Upon accepting SE-0099, the core team is removing `where` clauses from 
condition clauses, writing "the 'where' keyword can be retired from its purpose 
as a boolean condition introducer." 

Inspiried by Xiaodi Wu, I now propose removing `where` clauses from `for in` 
loops, where they are better expressed (and read) as guard conditions. 
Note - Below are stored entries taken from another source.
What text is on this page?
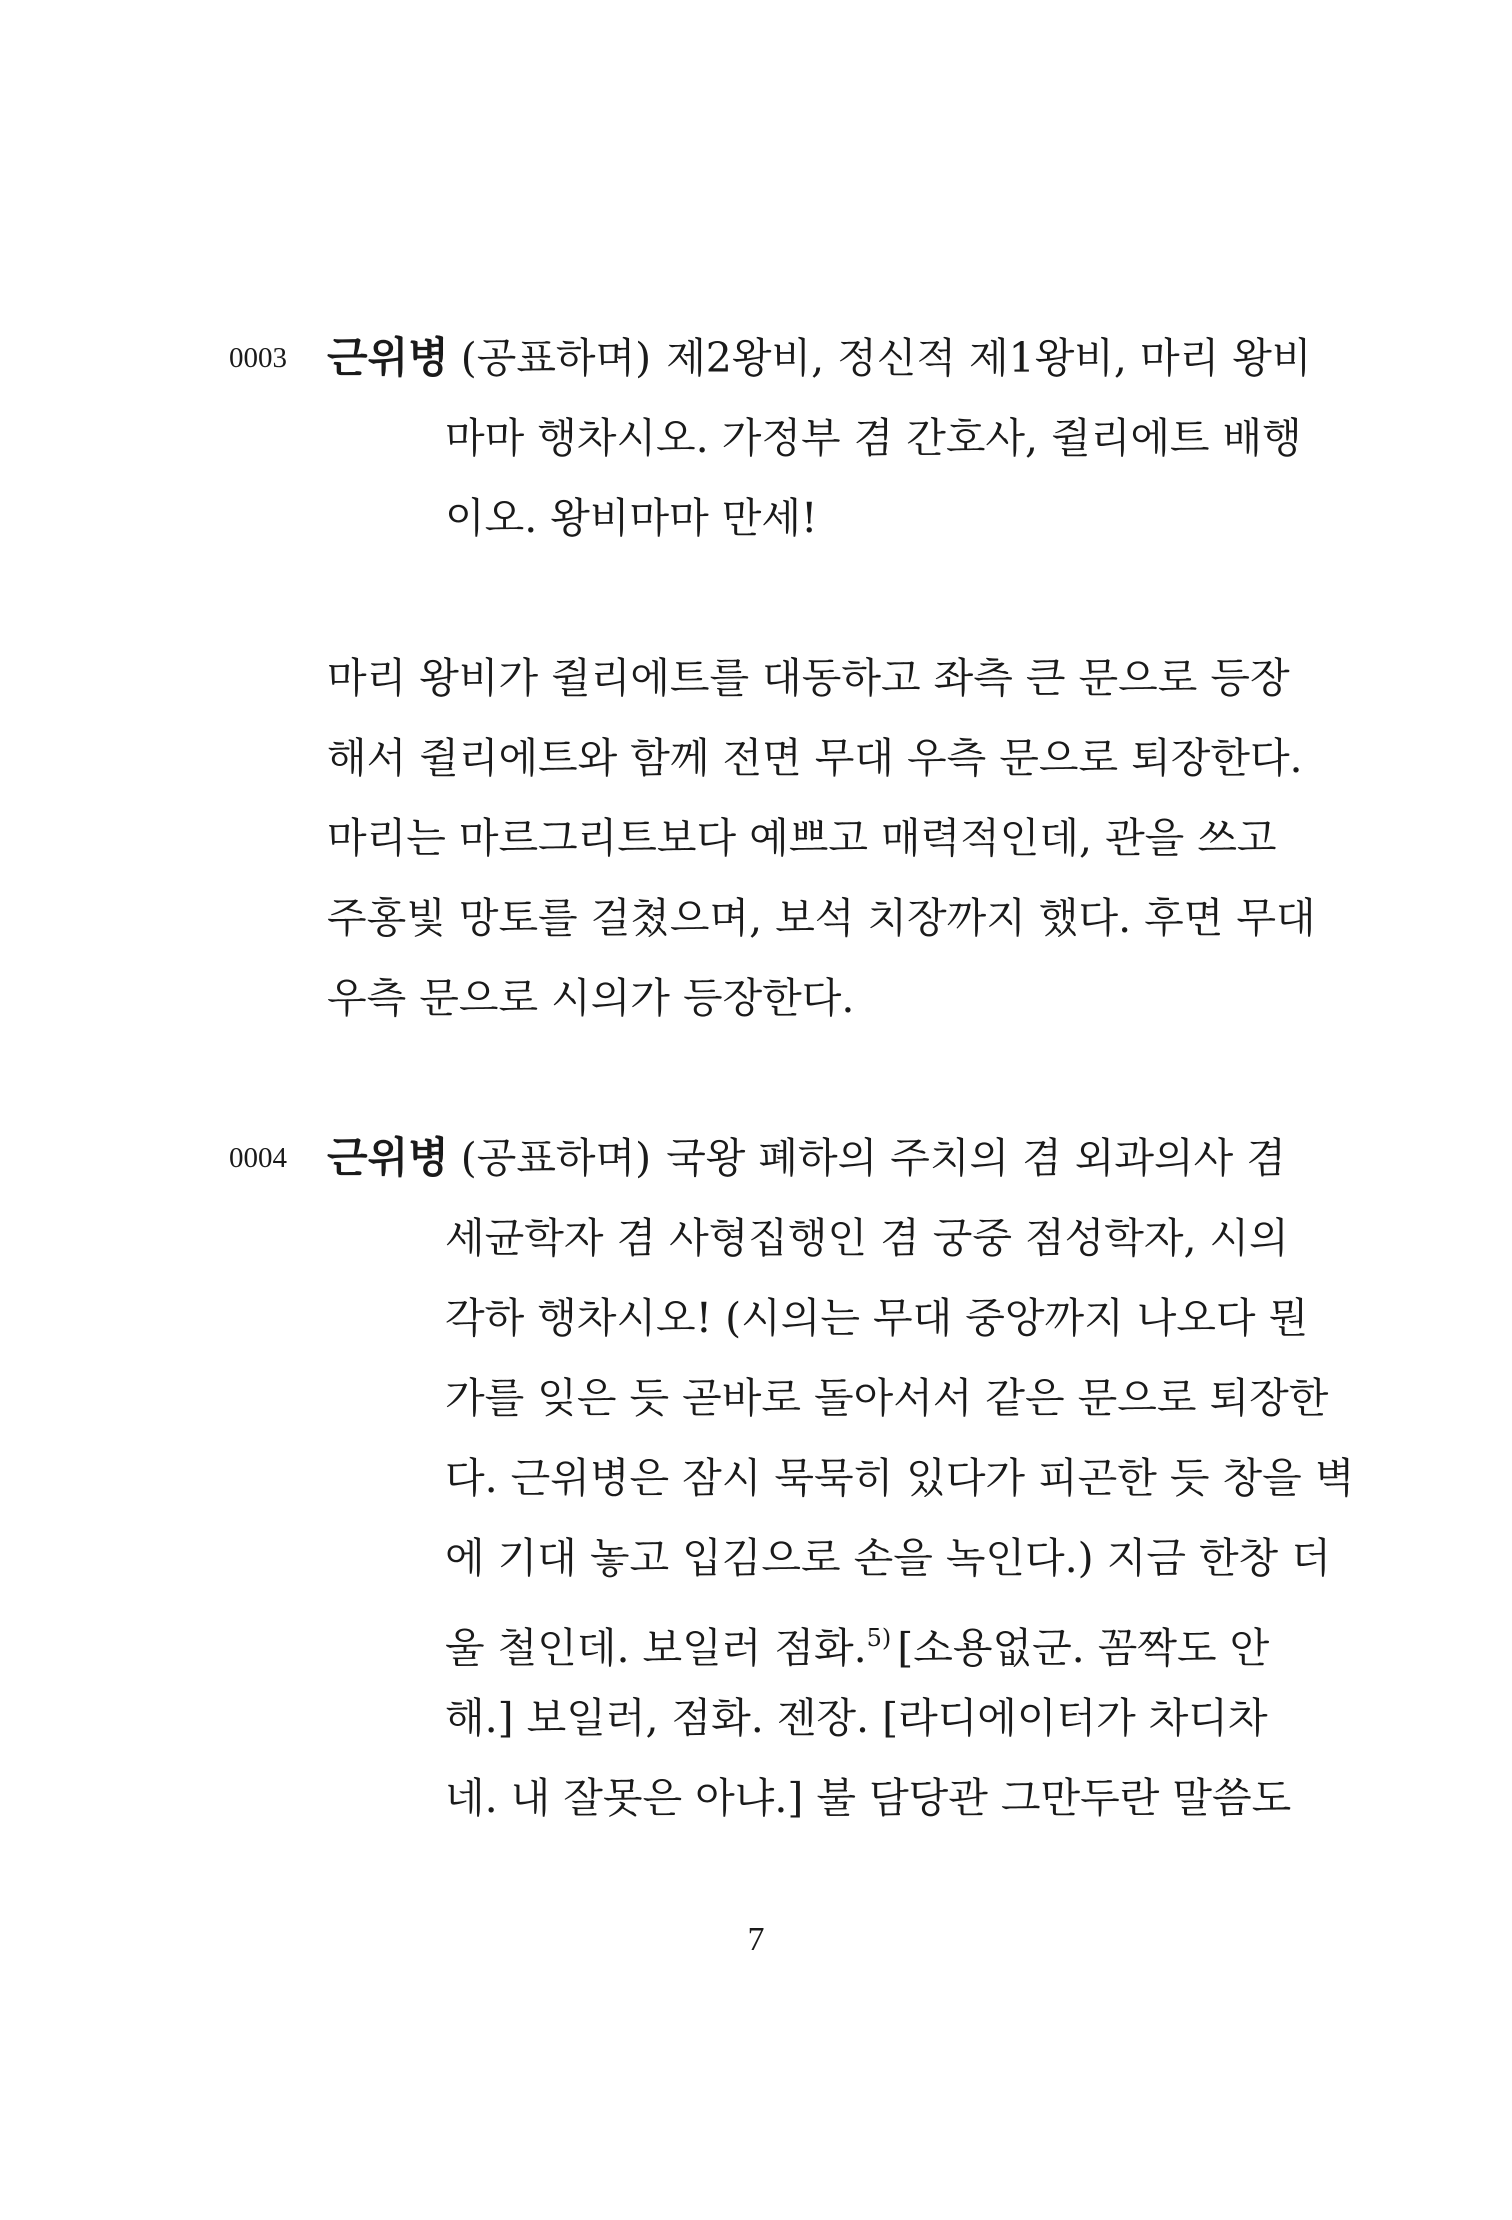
0003 근위병 (공표하며) 제2왕비, 정신적 제1왕비, 마리 왕비
마마 행차시오. 가정부 겸 간호사, 쥘리에트 배행
이오. 왕비마마 만세!
마리 왕비가 쥘리에트를 대동하고 좌측 큰 문으로 등장
해서 쥘리에트와 함께 전면 무대 우측 문으로 퇴장한다.
마리는 마르그리트보다 예쁘고 매력적인데, 관을 쓰고
주홍빛 망토를 걸쳤으며, 보석 치장까지 했다. 후면 무대
우측 문으로 시의가 등장한다.
0004 근위병 (공표하며) 국왕 폐하의 주치의 겸 외과의사 겸
세균학자 겸 사형집행인 겸 궁중 점성학자, 시의
각하 행차시오! (시의는 무대 중앙까지 나오다 뭔
가를 잊은 듯 곧바로 돌아서서 같은 문으로 퇴장한
다. 근위병은 잠시 묵묵히 있다가 피곤한 듯 창을 벽
에 기대 놓고 입김으로 손을 녹인다.) 지금 한창 더
울 철인데. 보일러 점화.$^{5)}$ [소용없군. 꼼짝도 안
해.] 보일러, 점화. 젠장. [라디에이터가 차디차
네. 내 잘못은 아냐.] 불 담당관 그만두란 말씀도
7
Guard conditions can `continue` (mimicking the current use of `where`) or 
`break` (introducing the recently pitched `while` behavior).  This limits the 
current situation where people new to the language expect `while` behavior and 
expect termination rather than sequence filtering. Removing `where` from for-in 
loops benefits these new users, reduces cognitive burden for all users, and 
enhances readability and predictability.

I do not believe the same benefit would accrue in retiring `where` from `catch` 
clauses and `switch` statement cases. One can argue that there are inherent 
flaws in both situations: unlike generic constraints, nothing prevents semantic 
disjunction in their `where` clauses. That said, both measurably benefit from 
their `where` clauses in the current grammar:

case_item_list : pattern where_clause? | pattern where_clause? ',' 
case_item_list
catch_clause : 'catch' pattern? where_clause? code_block

Case item lists allow comma-separated patterns in a single case statement. The 
only way to express a related Boolean assertion is through `where`.
Catch clauses do not allow multiple patterns but I cannot think of an improved 
way to associate an assertion than `where`.